THE BBC faced anger over the size of departed director-general George Entwistle’s payoff yesterday, as culture secretary Maria Miller raised the possibility of the National Audit Office (NAO) investigating the £450,000 package.
“The NAO is empowered to conduct a value-for-money review,” Miller told the House of Commons yesterday. “In this day and age people expect all public institutions to be open to the widest possible scrutiny,” she added. “It is of course for Mr Entwistle himself to decide whether it is appropriate to keep those payments.”
The NAO said it would question the BBC Trust over the payoff, but did not confirm it would be conducting a formal review. An NAO spokesperson denied that Miller had encouraged the independent office to look into the matter, saying it had only been notified that she would raise the issue shortly before Miller addressed MPs.

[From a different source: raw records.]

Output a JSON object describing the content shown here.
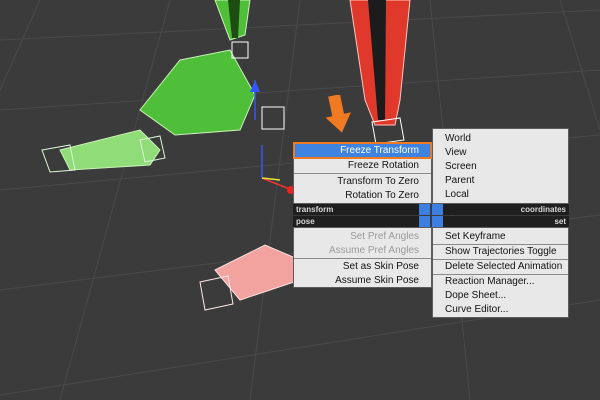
{
  "colors": {
    "viewport_bg": "#3b3b3b",
    "grid": "#4a4a4a",
    "green_model": "#4fbf3a",
    "red_model": "#e0382a",
    "pink_model": "#f2a3a0",
    "menu_bg": "#e8e8e8",
    "menu_highlight": "#3f83e0",
    "accent_orange": "#ef7a21",
    "quad_label_bar": "#1f1f1f"
  },
  "icons": {
    "annotation_arrow": "orange-down-arrow-icon",
    "gizmo": "transform-gizmo-icon"
  },
  "quad_menu": {
    "left_top": {
      "items": [
        {
          "label": "Freeze Transform",
          "highlighted": true
        },
        {
          "label": "Freeze Rotation"
        },
        {
          "label": "Transform To Zero"
        },
        {
          "label": "Rotation To Zero"
        }
      ],
      "bar_label": "transform"
    },
    "right_top": {
      "items": [
        {
          "label": "World"
        },
        {
          "label": "View"
        },
        {
          "label": "Screen"
        },
        {
          "label": "Parent"
        },
        {
          "label": "Local"
        }
      ],
      "bar_label": "coordinates"
    },
    "left_bottom": {
      "bar_label": "pose",
      "items": [
        {
          "label": "Set Pref Angles",
          "disabled": true
        },
        {
          "label": "Assume Pref Angles",
          "disabled": true
        },
        {
          "label": "Set as Skin Pose"
        },
        {
          "label": "Assume Skin Pose"
        }
      ]
    },
    "right_bottom": {
      "bar_label": "set",
      "items": [
        {
          "label": "Set Keyframe"
        },
        {
          "label": "Show Trajectories Toggle"
        },
        {
          "label": "Delete Selected Animation"
        },
        {
          "label": "Reaction Manager..."
        },
        {
          "label": "Dope Sheet..."
        },
        {
          "label": "Curve Editor..."
        }
      ]
    }
  }
}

In an earlier statement regarding Entwistle’s leaving package, Miller said: “This is a large amount of money, and tough to justify considering the circumstances of Mr Entwistle’s departure and his contractual arrangements. The Trust will need to justify this.” Her comments echoed the views of David Cameron, a Downing Street spokesperson said.

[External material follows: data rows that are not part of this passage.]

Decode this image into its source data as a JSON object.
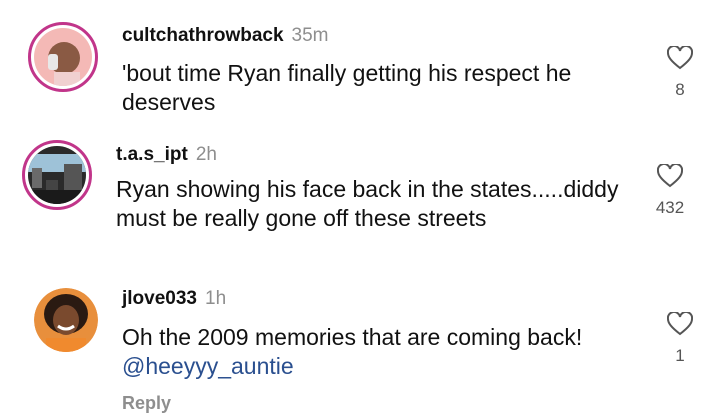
{
  "comments": [
    {
      "username": "cultchathrowback",
      "time": "35m",
      "text": "'bout time Ryan finally getting his respect he deserves",
      "likes": "8",
      "avatar_icon": "person-on-phone-avatar",
      "has_story_ring": true
    },
    {
      "username": "t.a.s_ipt",
      "time": "2h",
      "text": "Ryan showing his face back in the states.....diddy must be really gone off these streets",
      "likes": "432",
      "avatar_icon": "city-street-avatar",
      "has_story_ring": true
    },
    {
      "username": "jlove033",
      "time": "1h",
      "text": "Oh the 2009 memories that are coming back!",
      "mention": "@heeyyy_auntie",
      "likes": "1",
      "avatar_icon": "smiling-woman-avatar",
      "has_story_ring": false
    }
  ],
  "reply_label": "Reply",
  "colors": {
    "story_ring": "#c1358a",
    "mention": "#2a4f8f",
    "muted": "#8e8e8e"
  }
}
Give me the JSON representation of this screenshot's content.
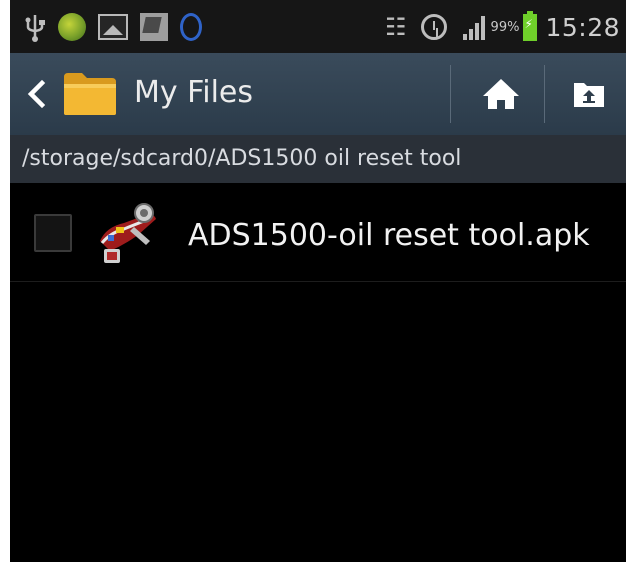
{
  "status_bar": {
    "battery_percent": "99%",
    "time": "15:28",
    "icons": [
      "usb-icon",
      "app-orb-icon",
      "gallery-icon",
      "image-icon",
      "sync-ring-icon",
      "vibrate-icon",
      "alarm-icon",
      "signal-icon",
      "battery-charging-icon"
    ]
  },
  "action_bar": {
    "title": "My Files",
    "back_icon": "chevron-left-icon",
    "folder_icon": "folder-icon",
    "home_icon": "home-icon",
    "up_icon": "folder-up-icon"
  },
  "path_bar": {
    "path": "/storage/sdcard0/ADS1500 oil reset tool"
  },
  "file_list": {
    "items": [
      {
        "name": "ADS1500-oil reset tool.apk",
        "checked": false,
        "icon": "apk-file-icon"
      }
    ]
  },
  "colors": {
    "action_bar": "#33444f",
    "path_bar": "#2a3038",
    "folder": "#f1b431",
    "background": "#000000"
  }
}
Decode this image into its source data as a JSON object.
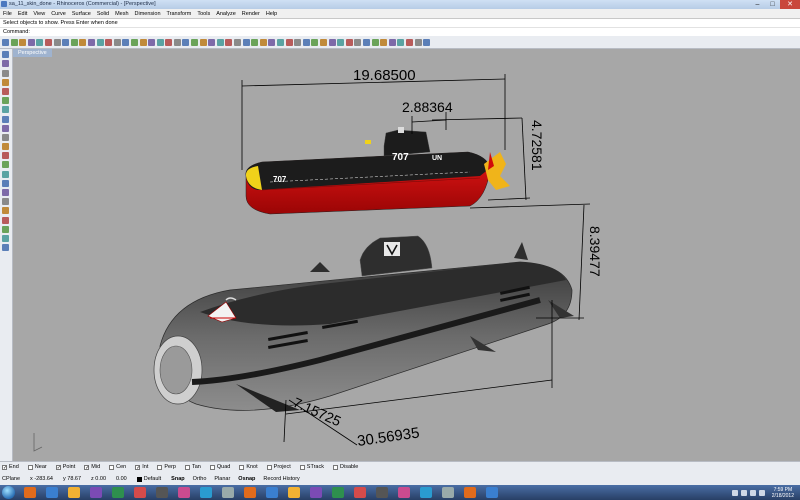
{
  "window": {
    "title": "sa_11_skin_done - Rhinoceros (Commercial) - [Perspective]",
    "buttons": [
      "–",
      "□",
      "✕"
    ]
  },
  "menubar": [
    "File",
    "Edit",
    "View",
    "Curve",
    "Surface",
    "Solid",
    "Mesh",
    "Dimension",
    "Transform",
    "Tools",
    "Analyze",
    "Render",
    "Help"
  ],
  "command_area": {
    "history": "Select objects to show. Press Enter when done",
    "prompt": "Command:"
  },
  "viewport": {
    "label": "Perspective",
    "dimensions": {
      "top_length": "19.68500",
      "top_small": "2.88364",
      "top_height": "4.72581",
      "big_height": "8.39477",
      "big_length": "30.56935",
      "big_depth": "7.15725"
    },
    "small_sub_labels": {
      "number_side": "707",
      "number_tower": "707",
      "flag": "UN"
    }
  },
  "osnaps": [
    {
      "label": "End",
      "checked": true
    },
    {
      "label": "Near",
      "checked": false
    },
    {
      "label": "Point",
      "checked": true
    },
    {
      "label": "Mid",
      "checked": true
    },
    {
      "label": "Cen",
      "checked": false
    },
    {
      "label": "Int",
      "checked": true
    },
    {
      "label": "Perp",
      "checked": false
    },
    {
      "label": "Tan",
      "checked": false
    },
    {
      "label": "Quad",
      "checked": false
    },
    {
      "label": "Knot",
      "checked": false
    },
    {
      "label": "Project",
      "checked": false
    },
    {
      "label": "STrack",
      "checked": false
    },
    {
      "label": "Disable",
      "checked": false
    }
  ],
  "status": {
    "cplane": "CPlane",
    "x": "x -283.64",
    "y": "y 78.67",
    "z": "z 0.00",
    "dist": "0.00",
    "layer": "Default",
    "panes": [
      "Snap",
      "Ortho",
      "Planar",
      "Osnap",
      "Record History"
    ]
  },
  "clock": {
    "time": "7:59 PM",
    "date": "2/18/2012"
  },
  "colors": {
    "viewport_bg": "#a7a7a7",
    "dimension_line": "#000000",
    "sub_hull_red": "#d10a0a",
    "sub_hull_black": "#1c1c1c",
    "sub_yellow": "#f0d21a",
    "big_sub_gray": "#4a4a4a"
  }
}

The BBC was yesterday criticised by its own internal probe into the Newsnight episode on child abuse that sparked Entwistle’s departure on Saturday.
The inquiry found that “basic journalistic checks were not completed” before the screening of the controversial documentary, and found evidence of “unacceptable” editorial failings.
Acting director-general Tim Davie vowed yesterday to “get a grip” on the corporation.
Helen Boaden, the BBC’s director of news, and her deputy Stephen Mitchell temporarily left while an internal review is conducted into why current affairs programme Newsnight did not screen an investigation into child abuse allegations surrounding former BBC presenter Jimmy Savile.